Penulis: Amriyono Prakoso
Editor: Dewi Agustina
TRIBUNNEWS.COM, JAKARTA - CEO Cyrus Network, Hasan Nasbi menceritakan hasil hitung cepat dari berbagai lembaga survei untuk perolehan pasangan calon dalam Pemilu, bukanlah hal yang mudah.
Ada proses di balik layar dan membutuhkan waktu lebih dari satu bulan untuk pencanangan.
Bahkan, kata Hasan Nasbi, surveyor mereka sampai banyak yang bermimpi angka dan kotak suara sebelum hari H.
"Ada anak-anak surveyor kami tuh sampai mimpi angka loh. Mimpi angka, mimpi kotak suara itu banyak. Bayangkan, satu bulan lebih kita coding untuk menentukan random TPS. Itu isinya angka semua," jelas Hasan Nasbi saat acara Membuka Data Quick Count di Jakarta, Sabtu (20/4/2019).

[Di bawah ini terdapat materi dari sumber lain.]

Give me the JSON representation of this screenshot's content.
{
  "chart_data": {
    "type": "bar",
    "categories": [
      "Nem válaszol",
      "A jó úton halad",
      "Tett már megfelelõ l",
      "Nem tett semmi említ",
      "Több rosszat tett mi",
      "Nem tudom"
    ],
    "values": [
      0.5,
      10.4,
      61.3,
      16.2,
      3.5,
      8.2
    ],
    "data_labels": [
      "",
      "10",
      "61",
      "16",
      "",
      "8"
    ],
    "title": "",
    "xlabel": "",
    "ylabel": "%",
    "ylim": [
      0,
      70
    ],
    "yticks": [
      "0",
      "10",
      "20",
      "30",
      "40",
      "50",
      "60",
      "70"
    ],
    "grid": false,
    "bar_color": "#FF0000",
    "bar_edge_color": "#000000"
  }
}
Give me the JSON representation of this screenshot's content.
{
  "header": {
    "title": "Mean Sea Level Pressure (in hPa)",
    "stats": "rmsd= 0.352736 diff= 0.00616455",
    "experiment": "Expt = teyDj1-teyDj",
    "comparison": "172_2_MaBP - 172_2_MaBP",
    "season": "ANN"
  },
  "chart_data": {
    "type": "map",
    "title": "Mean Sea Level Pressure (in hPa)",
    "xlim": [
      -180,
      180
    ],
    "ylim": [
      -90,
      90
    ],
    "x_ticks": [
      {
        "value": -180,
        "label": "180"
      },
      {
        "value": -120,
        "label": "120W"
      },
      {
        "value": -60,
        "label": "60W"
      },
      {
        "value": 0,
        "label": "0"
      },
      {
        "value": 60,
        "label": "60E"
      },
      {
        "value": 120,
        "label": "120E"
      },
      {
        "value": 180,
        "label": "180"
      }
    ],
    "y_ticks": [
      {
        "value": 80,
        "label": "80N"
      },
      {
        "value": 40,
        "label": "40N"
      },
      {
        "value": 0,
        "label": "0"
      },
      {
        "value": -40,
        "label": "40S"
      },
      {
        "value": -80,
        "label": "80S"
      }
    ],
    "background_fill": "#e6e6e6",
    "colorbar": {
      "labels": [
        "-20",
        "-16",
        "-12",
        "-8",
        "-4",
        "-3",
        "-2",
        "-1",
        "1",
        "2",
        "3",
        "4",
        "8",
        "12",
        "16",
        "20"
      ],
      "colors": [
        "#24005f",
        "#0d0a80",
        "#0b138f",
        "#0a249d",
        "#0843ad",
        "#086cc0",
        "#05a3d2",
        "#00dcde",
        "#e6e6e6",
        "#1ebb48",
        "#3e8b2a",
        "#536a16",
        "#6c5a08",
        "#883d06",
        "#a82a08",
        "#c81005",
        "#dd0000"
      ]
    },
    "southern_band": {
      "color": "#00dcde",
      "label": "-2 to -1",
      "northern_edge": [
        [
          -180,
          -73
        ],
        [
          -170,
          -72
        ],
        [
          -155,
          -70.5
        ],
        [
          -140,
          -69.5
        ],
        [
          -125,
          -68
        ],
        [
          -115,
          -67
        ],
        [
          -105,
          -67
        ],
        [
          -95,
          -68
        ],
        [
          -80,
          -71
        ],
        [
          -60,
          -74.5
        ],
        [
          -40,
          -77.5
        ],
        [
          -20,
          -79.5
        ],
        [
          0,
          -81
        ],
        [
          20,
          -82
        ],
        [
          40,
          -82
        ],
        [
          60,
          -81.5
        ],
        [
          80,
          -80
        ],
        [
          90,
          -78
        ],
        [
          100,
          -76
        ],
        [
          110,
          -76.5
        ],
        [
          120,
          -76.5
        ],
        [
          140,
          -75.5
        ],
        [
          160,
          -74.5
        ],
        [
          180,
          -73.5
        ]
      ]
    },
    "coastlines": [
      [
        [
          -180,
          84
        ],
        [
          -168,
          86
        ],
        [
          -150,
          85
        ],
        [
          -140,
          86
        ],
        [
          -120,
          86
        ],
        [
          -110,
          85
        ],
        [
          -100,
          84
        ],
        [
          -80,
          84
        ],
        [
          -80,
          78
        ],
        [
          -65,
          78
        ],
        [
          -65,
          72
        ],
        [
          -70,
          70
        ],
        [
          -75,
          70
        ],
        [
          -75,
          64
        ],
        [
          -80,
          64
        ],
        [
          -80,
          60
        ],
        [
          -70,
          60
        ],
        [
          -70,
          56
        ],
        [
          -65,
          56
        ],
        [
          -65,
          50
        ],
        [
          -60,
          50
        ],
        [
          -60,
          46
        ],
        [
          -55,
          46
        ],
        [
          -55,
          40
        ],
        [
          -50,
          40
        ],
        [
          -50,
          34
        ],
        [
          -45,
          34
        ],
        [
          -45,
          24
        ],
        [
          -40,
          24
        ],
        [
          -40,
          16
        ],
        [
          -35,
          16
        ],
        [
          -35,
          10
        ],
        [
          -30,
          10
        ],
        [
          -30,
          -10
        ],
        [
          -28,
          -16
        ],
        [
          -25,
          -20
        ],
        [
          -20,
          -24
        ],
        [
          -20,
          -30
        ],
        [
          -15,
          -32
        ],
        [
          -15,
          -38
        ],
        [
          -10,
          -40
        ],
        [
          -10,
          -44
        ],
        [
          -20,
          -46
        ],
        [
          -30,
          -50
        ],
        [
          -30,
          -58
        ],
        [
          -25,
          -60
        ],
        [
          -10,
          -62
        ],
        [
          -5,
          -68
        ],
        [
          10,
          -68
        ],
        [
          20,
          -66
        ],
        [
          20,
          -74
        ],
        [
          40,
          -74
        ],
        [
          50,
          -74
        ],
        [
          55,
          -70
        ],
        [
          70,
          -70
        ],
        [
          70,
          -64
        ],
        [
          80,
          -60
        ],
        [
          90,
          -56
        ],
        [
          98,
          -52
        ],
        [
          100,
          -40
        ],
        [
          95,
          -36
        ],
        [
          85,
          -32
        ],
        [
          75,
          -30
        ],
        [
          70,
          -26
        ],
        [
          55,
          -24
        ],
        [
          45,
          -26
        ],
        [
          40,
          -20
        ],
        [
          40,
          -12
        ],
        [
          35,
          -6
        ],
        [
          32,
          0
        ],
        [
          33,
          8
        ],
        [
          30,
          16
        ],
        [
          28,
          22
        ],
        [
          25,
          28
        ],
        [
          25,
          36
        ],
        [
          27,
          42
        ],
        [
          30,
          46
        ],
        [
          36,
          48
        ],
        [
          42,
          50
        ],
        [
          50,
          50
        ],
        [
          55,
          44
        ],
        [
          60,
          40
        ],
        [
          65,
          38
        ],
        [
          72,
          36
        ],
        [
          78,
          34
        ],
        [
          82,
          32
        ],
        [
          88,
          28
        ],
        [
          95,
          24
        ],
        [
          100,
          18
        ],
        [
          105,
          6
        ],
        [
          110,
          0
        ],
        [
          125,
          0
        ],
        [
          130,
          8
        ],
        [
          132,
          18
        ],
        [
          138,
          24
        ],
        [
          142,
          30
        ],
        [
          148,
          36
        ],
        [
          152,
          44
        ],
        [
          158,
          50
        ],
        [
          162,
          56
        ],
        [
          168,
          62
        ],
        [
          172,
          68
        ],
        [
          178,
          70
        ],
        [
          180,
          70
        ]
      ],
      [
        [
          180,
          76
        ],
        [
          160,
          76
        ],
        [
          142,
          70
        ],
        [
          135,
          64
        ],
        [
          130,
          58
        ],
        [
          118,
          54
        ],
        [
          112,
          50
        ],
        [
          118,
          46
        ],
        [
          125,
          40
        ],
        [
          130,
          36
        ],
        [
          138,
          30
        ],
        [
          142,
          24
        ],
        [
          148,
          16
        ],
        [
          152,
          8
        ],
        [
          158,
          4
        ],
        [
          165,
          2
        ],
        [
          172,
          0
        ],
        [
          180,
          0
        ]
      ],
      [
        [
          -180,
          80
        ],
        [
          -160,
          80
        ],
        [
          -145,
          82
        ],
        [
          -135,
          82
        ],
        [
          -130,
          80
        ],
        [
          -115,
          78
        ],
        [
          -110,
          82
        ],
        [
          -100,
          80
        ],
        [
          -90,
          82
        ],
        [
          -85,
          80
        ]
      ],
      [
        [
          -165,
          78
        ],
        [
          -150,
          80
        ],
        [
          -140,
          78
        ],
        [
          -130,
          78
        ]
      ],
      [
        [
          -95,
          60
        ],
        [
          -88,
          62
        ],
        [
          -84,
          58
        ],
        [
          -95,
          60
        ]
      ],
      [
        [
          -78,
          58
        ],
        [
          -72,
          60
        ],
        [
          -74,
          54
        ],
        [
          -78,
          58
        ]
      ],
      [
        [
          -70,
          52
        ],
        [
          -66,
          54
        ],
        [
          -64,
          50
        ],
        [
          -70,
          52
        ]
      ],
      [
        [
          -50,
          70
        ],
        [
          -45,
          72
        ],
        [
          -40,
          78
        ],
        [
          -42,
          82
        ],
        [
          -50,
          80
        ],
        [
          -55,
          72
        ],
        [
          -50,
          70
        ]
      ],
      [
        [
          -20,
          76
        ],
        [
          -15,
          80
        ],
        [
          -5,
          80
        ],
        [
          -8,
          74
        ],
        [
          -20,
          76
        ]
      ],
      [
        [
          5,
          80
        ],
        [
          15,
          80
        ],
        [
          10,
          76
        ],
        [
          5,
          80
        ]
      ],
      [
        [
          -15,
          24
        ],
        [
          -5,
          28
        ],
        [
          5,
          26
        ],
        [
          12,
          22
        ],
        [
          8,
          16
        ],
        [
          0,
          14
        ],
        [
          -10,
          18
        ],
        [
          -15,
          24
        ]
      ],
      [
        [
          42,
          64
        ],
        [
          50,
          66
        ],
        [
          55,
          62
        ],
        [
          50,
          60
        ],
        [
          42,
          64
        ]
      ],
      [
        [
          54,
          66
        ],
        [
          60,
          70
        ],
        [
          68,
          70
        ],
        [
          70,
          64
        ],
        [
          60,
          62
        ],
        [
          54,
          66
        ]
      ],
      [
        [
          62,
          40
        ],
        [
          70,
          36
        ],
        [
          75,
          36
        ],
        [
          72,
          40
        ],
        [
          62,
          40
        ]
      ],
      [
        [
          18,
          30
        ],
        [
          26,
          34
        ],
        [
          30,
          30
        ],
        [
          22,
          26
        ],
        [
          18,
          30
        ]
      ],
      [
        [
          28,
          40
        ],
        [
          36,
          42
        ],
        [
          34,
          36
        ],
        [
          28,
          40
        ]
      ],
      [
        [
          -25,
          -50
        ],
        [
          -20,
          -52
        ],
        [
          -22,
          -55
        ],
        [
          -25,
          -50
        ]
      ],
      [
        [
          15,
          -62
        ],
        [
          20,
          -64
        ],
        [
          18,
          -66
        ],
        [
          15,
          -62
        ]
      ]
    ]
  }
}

Pelatihan relawan juga dilakukan selama satu atau dua minggu sebelum turun ke lapangan.
Saat pelatihan tersebut, pengunaan aplikasi serta hal-hal yang mendukung untuk mendapatkan hasil yang benar terus diajarkan.
Berbagai macam kendala dihadapi saat pengiriman tim ke lapangan.
Bukan hanya lokasi yang susah dijangkau, beberapa juga karena adanya intimidasi, ancaman dan ditempatkan di daerah konflik.
Baca: Sembilan Anggota Polri Meninggal saat Bertugas Selama Pemilu 2019, Ini Daftarnya
"Di Nias itu, belum bisa kami hitung sampai sekarang. Dari 2002 TPS yang kami tempatkan, ada satu yang belum masuk," ungkap Hasan Nasbi.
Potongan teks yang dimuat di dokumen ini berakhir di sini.